— Шестьдесят лет — тут уже не до юмора…
Но был юмор и в его выступлении. Теплым дружеским чувством дышал этот товарищеский вечер.
Лето следующего года мы с женой проводили под Москвой. Туда Шварц писал нам все еще в обычном шутливом тоне. Вот, например, об одной рецензии: «Про меня написали обидно. Обозвали так: „Один из старейших ленинградских драматургов“. Легко ли читать это выздоравливающему!» Он со своим жизнелюбием и жизнестойкостью за полгода до смерти считал себя выздоравливающим. И дальше: «Поправляясь, все вспоминаешь старых друзей». Подписался он так: «Ваш вечный шафер».
Да, в 1924 году он был шафером на нашей свадьбе. Он тогда, опережая события, нетерпеливо спрашивал меня в письмах, еще с Донбасса: «Когда свадьба? Я очень люблю быть шафером, а потом ужинать». Когда мы с женой записывались в загсе, свидетелями были он и Константин Федин. К столу браков стояла очередь, и когда Федин вышел покурить, Женя бегал к нему и обратно каждую минуту, чтобы все были на местах, когда настанет торжественная минута, то есть когда нас вызовут. Он так суетился, что в конце концов его начали принимать за жениха. Но вот пришел наш черед. Хмурая женщина протянула мне с женой бумажку и, не подымая головы, не глядя на нас, проговорила скороговоркой («без знаков препинания», — сказал Женя):
— Брак считается состоявшимся к заведующему за подписью и печатью.

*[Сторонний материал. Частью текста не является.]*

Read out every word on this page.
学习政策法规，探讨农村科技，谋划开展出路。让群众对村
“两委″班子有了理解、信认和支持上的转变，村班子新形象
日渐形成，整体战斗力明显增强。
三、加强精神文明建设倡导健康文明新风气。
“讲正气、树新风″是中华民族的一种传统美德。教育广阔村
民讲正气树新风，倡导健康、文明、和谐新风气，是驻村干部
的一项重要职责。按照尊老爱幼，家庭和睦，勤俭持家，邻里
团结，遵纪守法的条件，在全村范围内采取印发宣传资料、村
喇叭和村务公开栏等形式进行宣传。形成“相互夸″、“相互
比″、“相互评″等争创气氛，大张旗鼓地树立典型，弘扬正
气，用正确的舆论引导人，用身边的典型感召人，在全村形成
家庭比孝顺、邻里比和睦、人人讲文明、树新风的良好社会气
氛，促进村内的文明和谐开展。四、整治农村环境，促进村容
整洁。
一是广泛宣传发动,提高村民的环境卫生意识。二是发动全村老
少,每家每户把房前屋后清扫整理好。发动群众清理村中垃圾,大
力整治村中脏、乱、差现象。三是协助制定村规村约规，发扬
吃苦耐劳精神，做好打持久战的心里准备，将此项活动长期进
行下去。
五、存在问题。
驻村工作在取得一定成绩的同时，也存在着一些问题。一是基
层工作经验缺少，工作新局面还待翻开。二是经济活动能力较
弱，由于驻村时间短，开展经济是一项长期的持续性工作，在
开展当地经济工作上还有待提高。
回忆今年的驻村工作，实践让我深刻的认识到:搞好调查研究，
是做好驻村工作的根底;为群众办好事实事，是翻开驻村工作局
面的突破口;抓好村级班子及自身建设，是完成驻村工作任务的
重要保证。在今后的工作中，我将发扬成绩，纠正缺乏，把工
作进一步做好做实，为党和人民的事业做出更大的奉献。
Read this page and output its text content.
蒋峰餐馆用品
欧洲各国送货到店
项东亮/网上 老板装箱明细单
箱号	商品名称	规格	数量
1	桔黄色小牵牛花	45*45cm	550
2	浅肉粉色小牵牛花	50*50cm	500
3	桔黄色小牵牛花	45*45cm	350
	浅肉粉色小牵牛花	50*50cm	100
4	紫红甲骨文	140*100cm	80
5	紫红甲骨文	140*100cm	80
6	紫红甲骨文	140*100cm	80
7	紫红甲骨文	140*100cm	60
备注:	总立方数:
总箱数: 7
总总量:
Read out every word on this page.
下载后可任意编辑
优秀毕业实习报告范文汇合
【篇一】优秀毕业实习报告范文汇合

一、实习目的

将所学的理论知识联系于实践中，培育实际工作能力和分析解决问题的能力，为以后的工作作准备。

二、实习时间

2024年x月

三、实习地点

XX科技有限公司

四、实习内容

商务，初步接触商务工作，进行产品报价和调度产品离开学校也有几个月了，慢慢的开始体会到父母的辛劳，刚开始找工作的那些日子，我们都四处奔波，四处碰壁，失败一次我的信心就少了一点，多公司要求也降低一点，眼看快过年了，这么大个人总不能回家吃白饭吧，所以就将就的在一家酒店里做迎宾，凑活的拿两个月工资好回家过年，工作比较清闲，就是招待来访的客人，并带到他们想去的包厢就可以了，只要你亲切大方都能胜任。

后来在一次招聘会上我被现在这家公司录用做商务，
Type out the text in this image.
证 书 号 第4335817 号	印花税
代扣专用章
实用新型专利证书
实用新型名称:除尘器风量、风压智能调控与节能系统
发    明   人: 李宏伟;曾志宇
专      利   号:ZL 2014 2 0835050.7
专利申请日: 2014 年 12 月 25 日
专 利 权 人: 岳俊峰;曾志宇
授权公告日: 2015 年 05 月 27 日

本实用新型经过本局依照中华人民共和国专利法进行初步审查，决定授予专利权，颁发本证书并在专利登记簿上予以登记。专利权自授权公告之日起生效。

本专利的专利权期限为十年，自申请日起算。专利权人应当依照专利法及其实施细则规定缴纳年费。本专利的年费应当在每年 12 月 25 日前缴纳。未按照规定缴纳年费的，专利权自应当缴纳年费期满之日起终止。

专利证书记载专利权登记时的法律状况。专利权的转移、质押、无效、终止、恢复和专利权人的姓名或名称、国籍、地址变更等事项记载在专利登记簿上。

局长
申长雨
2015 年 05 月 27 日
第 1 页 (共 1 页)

Этот процесс бракосочетания за канцелярским столом, запачканным, закапанным чернилами, был весело осмеян за ужином в дружеской компании.
— Я боялся, что она выдаст похоронные свидетельства, — говорил Женя. — Ты заметил, что она и женит, и хоронит? Когда она вас бракосочетала, она просто спутала выражение лица, выдала как на похороны.
Так я и вижу его источающим радость и веселье, но нарочито серьезным лицом, преисполненного дружбы и любви, но с обязательным острым словом.
— Ты заметил, что у меня римский профиль? — как-то вымолвил он и принял позу Юлия Цезаря.
Весьма возможно, что у него был профиль, который обычно называется римским. Наверное, Женю можно было назвать также полным и высоким, даже «крупным мужчиной». Но эти слова мало что определяют в нем. Они не передают той внутренней жизни, которая одушевляла весь его облик, постоянно меняя оттенки его голоса, жесты, выражение лица.
Его произведения много переводились на иностранные языки. Показывая мне как-то свои книги, изданные за рубежом, он вымолвил:
— Могу же и я наконец хоть раз похвастаться!
Да, о себе говорить он не умел и не любил.
Болезнь прогрессировала быстро. Когда пришел мой черед шагнуть через грань шестидесяти лет, Женя уже не выходил из дому, лежал безнадежно больной. И телеграмма, которую он прислал мне, была уже совсем лишена шутливого тона: «…Столько прожито вместе и рядом! Все время вспоминаю журнал „Забой“ в Донбассе, „Всесоюзную кочегарку“, соляной рудник имени Либкнехта… Целую тебя крепко. Работай как работал — все будет отлично. Твой старый друг Евгений Шварц».
Однажды, когда я зашел к нему, он слишком оживился, громко заговорил. Зная, что ему нужен прежде всего полный покой, я встревожился. Но покой был противопоказан ему. Я вышел в соседнюю комнату.
Страшно, когда умирает старый друг и ничем нельзя спасти.
1964
Эстер Паперная
В редакции «Всероссийской кочегарки»
Летом 1923 года, закончив свою учебу в Харьковском университете, я приехала в Донбасс, в город Артемовск (тогда он еще назывался Бахмутом), и стала работать в редакции газеты «Всероссийская кочегарка». Там я познакомилась с двумя сотрудниками, с которыми сразу нашла общий язык и общие интересы: это были Евгений Львович Шварц и Николай Макарович Олейников. Шварц приехал из Ленинграда, а Олейников из Ростова-на-Дону, из редакции газеты «Молот».
Они сразу подружились, хотя по характеру были совсем разными людьми. Их объединяла горячая любовь к литературе, к книге, к слову. Оба были большими книголюбами, и часто между ними происходили своеобразные состязания по части библиофильской. И оба они были щедро одарены чувством юмора, только проявляли его по-разному. Олейников больше помалкивал и наблюдал, а потом как куснет за слабое место в человеке, так только держись бедняга, попавший ему на зубок! А Шварц острил много и щедро, легко, походя, и никогда не было в его шутках ранящего жала. Его остроумие, бившее фонтаном, было всегда добрым и каким-то симпатичным. И любили его все окружающие, независимо от их интеллектуального уровня. Шварц был блестяще остроумен, Олейников — ядовито умен!